Ultimately, with the communist takeover of China St. John was forced to flee with his church. Five thousand of them were refugees for a while in the Philippines, until St. John managed to lobby successfully for the right for them to settle in the United States.

In 1951, St. John was assigned to be Archbishop of the Archdiocese of Western Europe, headquartered in Paris, and then in 1962 to the Diocese of San Francisco. He passed away in Seattle on July 2, 1966, and his miraculously incorrupt remains lie in Holy Virgin Cathedral in San Francisco.

A modern saint

The first thing that struck me when I first heard about St. John of Shanghai and San Francisco was how strange his appellation was- Shanghai and San Francisco are two cities 10,000 kilometers apart! His life was an interesting juxtaposition. He was in some ways thoroughly immersed in our modern, globalized age, with a ministry spanning three continents and a proficiency in several different languages. But in other ways he seems as if you had picked up a man from the 2nd century A.D. and plopped him in the 1950s.

Very often Christians in our age make the excuse that the challenges and distractions of modernity make it impossible to surrender our lives as completely to God as the early Christians did. St. John shows us that this excuse is weak, by living a life of uncompromising simplicity, faithful prayer and joyous love in the 20th century, even while facing many thoroughly modern hardships. And we see all these wonders, healings and miracles appear in response to his prayers, as they did in the church of Acts!
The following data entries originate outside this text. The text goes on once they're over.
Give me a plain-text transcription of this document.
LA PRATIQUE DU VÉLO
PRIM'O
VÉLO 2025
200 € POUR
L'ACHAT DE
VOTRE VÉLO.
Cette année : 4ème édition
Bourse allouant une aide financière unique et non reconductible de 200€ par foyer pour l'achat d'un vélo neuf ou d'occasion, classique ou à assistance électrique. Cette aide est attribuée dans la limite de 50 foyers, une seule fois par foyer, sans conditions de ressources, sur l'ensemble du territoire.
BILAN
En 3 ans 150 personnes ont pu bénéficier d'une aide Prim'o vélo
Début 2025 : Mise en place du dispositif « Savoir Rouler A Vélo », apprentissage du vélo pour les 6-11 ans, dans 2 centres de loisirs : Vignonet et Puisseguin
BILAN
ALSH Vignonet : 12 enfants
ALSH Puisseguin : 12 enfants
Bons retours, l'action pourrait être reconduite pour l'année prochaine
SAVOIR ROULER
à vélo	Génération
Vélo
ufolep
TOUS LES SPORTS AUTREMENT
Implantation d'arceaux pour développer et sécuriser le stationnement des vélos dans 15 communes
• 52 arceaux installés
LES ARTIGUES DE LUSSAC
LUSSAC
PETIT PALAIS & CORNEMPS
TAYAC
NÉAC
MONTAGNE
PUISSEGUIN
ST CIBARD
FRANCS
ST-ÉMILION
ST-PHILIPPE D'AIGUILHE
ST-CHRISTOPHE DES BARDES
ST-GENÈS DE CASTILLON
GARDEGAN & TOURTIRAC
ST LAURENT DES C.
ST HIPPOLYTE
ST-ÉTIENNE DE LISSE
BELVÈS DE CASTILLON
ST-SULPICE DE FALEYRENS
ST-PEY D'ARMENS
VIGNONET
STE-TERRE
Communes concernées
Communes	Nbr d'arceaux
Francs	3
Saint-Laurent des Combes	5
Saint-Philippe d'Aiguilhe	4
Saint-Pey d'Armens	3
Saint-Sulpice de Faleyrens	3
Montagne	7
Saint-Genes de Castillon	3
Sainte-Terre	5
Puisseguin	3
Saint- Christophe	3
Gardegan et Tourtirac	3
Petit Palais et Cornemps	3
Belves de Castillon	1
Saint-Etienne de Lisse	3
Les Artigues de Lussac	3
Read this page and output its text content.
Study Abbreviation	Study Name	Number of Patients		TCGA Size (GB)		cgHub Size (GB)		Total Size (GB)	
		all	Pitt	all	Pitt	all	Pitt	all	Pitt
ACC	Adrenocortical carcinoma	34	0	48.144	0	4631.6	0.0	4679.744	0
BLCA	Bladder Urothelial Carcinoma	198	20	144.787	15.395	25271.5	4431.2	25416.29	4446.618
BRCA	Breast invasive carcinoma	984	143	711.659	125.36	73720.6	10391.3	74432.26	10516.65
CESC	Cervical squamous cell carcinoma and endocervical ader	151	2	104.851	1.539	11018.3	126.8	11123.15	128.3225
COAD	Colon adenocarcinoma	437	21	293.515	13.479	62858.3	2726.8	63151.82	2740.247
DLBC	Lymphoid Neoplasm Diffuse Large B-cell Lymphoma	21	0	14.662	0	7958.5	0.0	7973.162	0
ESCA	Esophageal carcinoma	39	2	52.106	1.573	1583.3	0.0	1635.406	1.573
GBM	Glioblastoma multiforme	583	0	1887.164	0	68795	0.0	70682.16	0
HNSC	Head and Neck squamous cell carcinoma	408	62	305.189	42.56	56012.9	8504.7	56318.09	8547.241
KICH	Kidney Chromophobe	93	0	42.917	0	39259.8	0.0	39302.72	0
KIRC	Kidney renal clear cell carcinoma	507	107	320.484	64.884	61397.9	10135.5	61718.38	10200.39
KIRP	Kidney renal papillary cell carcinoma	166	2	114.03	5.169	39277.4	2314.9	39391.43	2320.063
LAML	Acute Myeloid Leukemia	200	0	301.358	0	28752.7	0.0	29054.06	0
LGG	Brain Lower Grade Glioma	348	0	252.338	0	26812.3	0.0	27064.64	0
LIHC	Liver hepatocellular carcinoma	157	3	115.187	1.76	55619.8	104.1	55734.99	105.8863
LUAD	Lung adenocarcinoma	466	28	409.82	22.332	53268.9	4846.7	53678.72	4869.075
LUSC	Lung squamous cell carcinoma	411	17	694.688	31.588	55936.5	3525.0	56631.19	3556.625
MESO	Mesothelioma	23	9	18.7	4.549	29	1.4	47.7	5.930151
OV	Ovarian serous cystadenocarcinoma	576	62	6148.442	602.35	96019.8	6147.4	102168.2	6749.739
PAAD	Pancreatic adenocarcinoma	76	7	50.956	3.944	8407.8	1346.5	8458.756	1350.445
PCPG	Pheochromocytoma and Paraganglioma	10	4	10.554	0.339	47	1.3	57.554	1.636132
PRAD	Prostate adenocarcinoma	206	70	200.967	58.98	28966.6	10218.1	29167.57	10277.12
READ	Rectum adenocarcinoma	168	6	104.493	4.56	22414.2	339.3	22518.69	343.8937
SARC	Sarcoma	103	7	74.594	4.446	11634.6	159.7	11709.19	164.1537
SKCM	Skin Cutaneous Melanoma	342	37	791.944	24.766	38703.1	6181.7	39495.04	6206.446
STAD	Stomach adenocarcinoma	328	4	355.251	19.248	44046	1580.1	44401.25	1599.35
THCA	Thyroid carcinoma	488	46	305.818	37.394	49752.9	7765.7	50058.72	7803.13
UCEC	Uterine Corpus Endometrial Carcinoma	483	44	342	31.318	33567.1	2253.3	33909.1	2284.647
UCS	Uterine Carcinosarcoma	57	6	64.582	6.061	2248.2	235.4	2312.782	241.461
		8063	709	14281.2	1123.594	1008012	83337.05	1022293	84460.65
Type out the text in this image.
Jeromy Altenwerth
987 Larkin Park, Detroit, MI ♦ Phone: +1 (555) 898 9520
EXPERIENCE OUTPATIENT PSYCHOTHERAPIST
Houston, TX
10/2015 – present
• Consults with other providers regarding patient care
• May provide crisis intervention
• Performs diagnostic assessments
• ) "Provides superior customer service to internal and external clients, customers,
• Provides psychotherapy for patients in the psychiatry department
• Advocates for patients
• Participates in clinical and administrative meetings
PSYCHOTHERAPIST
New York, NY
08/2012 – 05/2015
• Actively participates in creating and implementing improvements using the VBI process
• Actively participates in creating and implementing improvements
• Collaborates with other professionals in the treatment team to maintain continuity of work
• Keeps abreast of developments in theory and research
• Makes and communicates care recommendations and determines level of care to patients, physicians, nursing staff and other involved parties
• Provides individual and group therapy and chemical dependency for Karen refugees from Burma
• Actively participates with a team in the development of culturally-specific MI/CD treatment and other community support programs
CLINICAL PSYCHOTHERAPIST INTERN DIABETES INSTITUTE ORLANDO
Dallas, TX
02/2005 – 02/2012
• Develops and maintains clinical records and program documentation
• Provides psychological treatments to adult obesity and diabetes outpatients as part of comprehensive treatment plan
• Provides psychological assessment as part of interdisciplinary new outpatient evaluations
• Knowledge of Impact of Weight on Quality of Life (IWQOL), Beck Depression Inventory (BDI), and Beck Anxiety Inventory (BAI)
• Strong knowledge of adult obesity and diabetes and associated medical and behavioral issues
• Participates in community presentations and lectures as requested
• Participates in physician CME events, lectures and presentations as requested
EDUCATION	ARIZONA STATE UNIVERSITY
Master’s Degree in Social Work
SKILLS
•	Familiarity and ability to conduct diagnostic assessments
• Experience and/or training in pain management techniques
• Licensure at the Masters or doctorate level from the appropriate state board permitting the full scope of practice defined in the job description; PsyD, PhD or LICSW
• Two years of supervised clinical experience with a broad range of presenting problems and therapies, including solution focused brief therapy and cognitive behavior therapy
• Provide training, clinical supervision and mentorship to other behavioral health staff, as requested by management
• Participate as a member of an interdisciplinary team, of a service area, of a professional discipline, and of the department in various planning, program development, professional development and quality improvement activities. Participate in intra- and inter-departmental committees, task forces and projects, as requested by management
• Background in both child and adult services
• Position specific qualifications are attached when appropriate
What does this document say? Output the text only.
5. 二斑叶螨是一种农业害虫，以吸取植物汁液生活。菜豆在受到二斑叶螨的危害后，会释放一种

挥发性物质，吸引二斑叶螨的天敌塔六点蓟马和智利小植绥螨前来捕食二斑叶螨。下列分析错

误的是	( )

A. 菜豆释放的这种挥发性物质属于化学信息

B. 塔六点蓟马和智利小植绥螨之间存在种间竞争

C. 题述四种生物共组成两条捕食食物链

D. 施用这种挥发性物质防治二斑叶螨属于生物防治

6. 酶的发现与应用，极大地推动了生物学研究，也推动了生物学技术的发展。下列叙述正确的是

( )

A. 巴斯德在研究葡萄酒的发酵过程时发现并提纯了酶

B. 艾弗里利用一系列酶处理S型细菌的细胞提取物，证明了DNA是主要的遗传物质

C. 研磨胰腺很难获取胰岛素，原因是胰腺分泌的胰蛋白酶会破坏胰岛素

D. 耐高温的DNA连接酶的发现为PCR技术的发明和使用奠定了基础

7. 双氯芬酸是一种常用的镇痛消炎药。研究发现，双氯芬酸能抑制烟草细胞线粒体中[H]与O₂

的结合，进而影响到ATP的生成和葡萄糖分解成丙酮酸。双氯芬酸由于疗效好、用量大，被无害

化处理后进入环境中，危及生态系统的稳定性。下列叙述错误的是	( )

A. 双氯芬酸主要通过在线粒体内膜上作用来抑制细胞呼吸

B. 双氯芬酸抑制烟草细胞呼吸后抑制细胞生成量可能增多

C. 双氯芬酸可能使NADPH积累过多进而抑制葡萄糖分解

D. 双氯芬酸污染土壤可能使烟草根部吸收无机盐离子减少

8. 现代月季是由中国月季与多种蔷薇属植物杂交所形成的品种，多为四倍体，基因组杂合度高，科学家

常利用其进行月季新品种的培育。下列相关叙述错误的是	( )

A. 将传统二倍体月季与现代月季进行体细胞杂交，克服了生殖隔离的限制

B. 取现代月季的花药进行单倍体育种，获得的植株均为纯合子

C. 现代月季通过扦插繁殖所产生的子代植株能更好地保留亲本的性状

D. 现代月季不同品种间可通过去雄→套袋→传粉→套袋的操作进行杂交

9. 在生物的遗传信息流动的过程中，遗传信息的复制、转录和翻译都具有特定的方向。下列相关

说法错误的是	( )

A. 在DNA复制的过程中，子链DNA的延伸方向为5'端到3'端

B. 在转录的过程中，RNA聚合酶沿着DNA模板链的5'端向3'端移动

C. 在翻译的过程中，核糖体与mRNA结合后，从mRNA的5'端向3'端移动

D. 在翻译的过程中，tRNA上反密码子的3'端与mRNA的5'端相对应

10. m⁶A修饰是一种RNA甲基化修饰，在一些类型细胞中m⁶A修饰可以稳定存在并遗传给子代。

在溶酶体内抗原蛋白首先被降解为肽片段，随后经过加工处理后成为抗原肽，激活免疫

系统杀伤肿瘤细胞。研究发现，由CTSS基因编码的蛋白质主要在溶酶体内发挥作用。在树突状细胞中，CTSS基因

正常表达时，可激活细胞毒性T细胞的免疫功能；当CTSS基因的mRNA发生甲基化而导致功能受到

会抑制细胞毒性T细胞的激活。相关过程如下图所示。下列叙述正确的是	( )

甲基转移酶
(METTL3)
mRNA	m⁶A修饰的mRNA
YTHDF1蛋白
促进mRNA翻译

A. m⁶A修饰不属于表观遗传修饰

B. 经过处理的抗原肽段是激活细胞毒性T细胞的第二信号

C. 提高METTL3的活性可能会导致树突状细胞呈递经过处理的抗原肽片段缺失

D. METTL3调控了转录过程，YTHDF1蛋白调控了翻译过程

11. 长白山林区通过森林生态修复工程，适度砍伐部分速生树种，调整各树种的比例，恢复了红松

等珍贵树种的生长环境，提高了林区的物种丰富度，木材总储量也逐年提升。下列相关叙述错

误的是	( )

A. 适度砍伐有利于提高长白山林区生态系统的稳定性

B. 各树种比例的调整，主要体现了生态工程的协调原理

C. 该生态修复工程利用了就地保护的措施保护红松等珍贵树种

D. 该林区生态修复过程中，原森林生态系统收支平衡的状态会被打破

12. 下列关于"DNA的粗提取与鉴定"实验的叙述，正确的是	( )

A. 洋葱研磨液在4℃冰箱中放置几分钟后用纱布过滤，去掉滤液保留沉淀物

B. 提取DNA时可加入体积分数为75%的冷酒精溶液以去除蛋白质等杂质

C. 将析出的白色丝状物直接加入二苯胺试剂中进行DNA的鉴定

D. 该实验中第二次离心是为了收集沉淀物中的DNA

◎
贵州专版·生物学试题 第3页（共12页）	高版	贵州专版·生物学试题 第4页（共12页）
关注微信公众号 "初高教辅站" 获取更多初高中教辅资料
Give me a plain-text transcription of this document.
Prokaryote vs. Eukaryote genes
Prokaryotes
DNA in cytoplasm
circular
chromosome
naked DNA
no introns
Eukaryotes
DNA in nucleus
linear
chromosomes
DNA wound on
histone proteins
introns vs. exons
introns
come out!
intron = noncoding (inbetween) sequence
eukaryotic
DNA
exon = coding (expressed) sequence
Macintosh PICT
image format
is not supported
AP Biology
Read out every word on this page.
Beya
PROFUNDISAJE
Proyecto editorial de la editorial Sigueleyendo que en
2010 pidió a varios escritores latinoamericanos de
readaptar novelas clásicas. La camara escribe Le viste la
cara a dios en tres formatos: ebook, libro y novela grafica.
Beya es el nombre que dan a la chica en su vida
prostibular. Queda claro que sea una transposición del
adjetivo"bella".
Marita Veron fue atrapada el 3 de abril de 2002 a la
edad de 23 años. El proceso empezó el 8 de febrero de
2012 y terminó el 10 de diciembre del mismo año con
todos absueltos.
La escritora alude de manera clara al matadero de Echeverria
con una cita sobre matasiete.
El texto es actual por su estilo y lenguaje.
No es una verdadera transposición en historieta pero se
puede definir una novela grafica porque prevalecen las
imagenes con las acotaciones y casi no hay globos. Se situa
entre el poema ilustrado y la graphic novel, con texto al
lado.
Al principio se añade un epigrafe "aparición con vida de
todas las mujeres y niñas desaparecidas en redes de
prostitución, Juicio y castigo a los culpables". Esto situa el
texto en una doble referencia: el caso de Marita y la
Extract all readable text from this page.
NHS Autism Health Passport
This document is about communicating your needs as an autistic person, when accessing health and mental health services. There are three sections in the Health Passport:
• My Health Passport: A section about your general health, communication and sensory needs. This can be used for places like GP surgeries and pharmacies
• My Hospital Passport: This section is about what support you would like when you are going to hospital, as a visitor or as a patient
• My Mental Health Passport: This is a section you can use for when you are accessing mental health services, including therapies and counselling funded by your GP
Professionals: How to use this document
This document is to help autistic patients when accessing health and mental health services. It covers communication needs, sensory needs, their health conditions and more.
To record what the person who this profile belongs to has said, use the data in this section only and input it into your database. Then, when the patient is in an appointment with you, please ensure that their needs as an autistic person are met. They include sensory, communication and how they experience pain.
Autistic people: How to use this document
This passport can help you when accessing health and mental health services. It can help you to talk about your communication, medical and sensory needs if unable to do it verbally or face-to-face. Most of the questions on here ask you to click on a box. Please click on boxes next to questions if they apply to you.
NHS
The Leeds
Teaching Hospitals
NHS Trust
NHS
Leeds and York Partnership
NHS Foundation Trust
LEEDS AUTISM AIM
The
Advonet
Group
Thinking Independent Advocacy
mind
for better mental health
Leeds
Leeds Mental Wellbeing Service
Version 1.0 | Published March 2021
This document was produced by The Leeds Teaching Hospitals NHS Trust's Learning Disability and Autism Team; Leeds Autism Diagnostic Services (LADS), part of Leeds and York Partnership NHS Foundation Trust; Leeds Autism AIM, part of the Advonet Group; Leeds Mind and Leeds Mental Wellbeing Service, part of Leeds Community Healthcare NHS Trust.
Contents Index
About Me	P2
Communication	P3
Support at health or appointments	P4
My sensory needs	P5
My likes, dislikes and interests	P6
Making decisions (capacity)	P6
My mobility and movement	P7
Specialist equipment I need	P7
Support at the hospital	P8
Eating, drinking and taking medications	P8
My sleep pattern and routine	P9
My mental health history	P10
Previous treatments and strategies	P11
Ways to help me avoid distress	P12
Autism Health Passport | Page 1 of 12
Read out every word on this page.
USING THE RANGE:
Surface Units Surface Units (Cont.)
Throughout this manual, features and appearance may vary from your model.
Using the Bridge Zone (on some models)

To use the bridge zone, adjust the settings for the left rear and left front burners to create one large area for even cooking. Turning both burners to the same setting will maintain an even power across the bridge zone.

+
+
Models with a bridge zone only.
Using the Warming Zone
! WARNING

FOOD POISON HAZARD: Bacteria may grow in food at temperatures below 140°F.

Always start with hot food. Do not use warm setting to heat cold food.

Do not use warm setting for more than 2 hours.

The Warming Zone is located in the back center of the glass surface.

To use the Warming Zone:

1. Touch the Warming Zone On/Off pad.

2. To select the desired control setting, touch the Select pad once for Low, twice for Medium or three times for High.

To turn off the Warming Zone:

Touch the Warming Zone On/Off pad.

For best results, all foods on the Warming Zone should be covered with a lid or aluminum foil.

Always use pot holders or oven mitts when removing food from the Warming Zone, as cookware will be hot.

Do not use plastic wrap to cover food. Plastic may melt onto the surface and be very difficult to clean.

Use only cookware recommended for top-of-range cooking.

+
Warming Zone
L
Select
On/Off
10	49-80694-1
With faith and love do we all honor thy memory today, O heavenly man and earthly angel; for thou was a true desert-dweller amid this greatly turbulent world. Having mortified all the passions, thou didst attain spiritual heights hard to see, and wast truly a most splendid miracle in the midst of the darkness of this age. Wherefore, we marvel at thy great glory in heaven, and with compunction we celebrate thy glorification.